ゴシップはタレントがブレイクするために必要なものであって、芸能界はきっと、清く正しく美しくだけで人気がでるほど、なまやさしい世界ではないはずなので。

JOIN ALIVEの鬼束ちひろを又聞きでレビュー

鬼束ちひろが、2011/07/24の「JOIN ALIVE 2011」(北海道・岩見沢)のステージで3年ぶりにライブをしたが、その様子がかなりブッ飛んでいたらしい。
こちら「豆柴・楓パパ」さんのTwitterを参照。
また「Listen.jp」の下記の記事を参照のこと。
『夏フェス会場騒然、鬼束ちひろ“クレオパトラ姿”でタンバリンを叩きつけ熱唱』(2011/07/25 Listen.jp)
以下、「豆柴・楓パパさん」の関連ツイートを引用させて頂きつつ、5月に彼女の渋谷の個展会場で、鬼束ちひろ本人に会って、小一時間、ファンの皆さんと雑談したときの彼女の様子をふまえて、コメントしたい。
その時の様子は、この「愛と苦悩の日記」の「鬼束ちひろにキスマークをつけられた件」(2011/05/14)に書いた。
なお「豆柴・楓パパ」さんのツイートは、一般の観客の方の反応としてはきわめて普通で、僕としては批判する意図はまったくないことを、最初に記しておく。
■見かけ上の攻撃性は自己防衛
「そして鬼束事件①ピアノとチェロのみのセットを見たときは美しいライブを期待したのですが(涙)なんとなくアカペラの1曲目から声にキレがなくロングトーンでも声がひっくり返ったり、様子がおかしく感じました。

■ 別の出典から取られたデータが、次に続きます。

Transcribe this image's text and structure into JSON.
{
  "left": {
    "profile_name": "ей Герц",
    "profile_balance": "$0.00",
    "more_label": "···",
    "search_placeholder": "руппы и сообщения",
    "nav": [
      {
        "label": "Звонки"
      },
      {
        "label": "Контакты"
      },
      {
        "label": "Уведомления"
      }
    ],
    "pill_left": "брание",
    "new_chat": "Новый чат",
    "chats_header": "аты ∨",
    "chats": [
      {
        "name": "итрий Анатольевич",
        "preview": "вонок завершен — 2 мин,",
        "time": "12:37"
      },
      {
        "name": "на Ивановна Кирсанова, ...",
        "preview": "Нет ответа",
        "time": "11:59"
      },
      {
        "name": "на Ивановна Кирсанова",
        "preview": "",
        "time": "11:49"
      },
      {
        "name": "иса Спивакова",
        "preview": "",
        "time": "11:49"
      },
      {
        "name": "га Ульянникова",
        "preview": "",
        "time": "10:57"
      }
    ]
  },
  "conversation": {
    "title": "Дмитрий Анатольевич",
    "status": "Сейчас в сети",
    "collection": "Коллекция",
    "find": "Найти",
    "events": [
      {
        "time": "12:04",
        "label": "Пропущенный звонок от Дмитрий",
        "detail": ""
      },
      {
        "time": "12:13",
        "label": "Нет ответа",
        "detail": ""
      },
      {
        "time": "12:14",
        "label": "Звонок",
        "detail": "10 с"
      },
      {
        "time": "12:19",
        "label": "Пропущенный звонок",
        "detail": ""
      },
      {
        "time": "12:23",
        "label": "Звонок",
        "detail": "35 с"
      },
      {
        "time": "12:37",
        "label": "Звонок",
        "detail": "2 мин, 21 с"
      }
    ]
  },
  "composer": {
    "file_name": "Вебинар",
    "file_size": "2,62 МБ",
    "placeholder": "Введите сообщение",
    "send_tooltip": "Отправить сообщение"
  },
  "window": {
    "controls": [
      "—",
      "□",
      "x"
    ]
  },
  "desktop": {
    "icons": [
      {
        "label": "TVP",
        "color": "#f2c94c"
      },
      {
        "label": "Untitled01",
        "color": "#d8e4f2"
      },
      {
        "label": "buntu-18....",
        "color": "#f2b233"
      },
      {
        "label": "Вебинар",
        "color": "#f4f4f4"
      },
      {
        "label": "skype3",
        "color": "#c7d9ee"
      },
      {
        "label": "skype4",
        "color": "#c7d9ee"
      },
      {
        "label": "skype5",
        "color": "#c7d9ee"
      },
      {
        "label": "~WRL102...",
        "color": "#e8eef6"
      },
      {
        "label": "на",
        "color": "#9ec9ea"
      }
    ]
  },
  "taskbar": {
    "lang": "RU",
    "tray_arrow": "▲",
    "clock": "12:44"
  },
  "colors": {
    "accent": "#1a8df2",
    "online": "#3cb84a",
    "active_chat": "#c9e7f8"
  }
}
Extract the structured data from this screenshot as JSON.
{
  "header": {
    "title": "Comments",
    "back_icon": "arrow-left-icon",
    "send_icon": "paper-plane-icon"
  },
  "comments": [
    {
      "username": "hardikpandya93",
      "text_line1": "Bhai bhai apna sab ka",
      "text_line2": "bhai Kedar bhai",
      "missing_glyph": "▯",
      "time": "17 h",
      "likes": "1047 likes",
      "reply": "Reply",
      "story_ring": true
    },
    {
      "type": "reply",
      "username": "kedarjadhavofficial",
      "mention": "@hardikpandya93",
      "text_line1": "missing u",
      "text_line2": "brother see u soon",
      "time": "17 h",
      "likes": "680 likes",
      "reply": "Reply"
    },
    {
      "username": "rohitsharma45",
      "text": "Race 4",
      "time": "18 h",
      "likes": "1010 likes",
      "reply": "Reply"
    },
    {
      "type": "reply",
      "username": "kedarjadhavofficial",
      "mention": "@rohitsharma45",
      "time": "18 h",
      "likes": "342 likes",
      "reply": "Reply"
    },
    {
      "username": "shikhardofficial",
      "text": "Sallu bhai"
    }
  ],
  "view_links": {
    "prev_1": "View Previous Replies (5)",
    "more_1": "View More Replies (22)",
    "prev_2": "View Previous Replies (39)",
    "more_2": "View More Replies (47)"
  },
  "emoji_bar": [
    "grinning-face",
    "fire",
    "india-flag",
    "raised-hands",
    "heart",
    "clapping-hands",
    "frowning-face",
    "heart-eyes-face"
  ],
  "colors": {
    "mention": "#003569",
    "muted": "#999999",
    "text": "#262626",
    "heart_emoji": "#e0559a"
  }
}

エジプト風衣装は「多少の演出」と思っていたのです・・・ #joinalive11」
原文はこちら
1曲目は4thアルバム『DOROTHY』収録の1曲目「A WHITE WHALE IN MY QUIET DREAM」だったようだ。
「美しいライブ」とあるが、鬼束ちひろについて、かつての「癒し系歌姫」的なイメージはもうない。Aラインのロングドレスで登場、などという期待はもってのほかだ。
最新アルバム『剣と楓』を聴くとわかるように、今の彼女にとって『月光』や『蛍』のラインの曲は、たくさんある作風のうちの一つの選択肢でしかない。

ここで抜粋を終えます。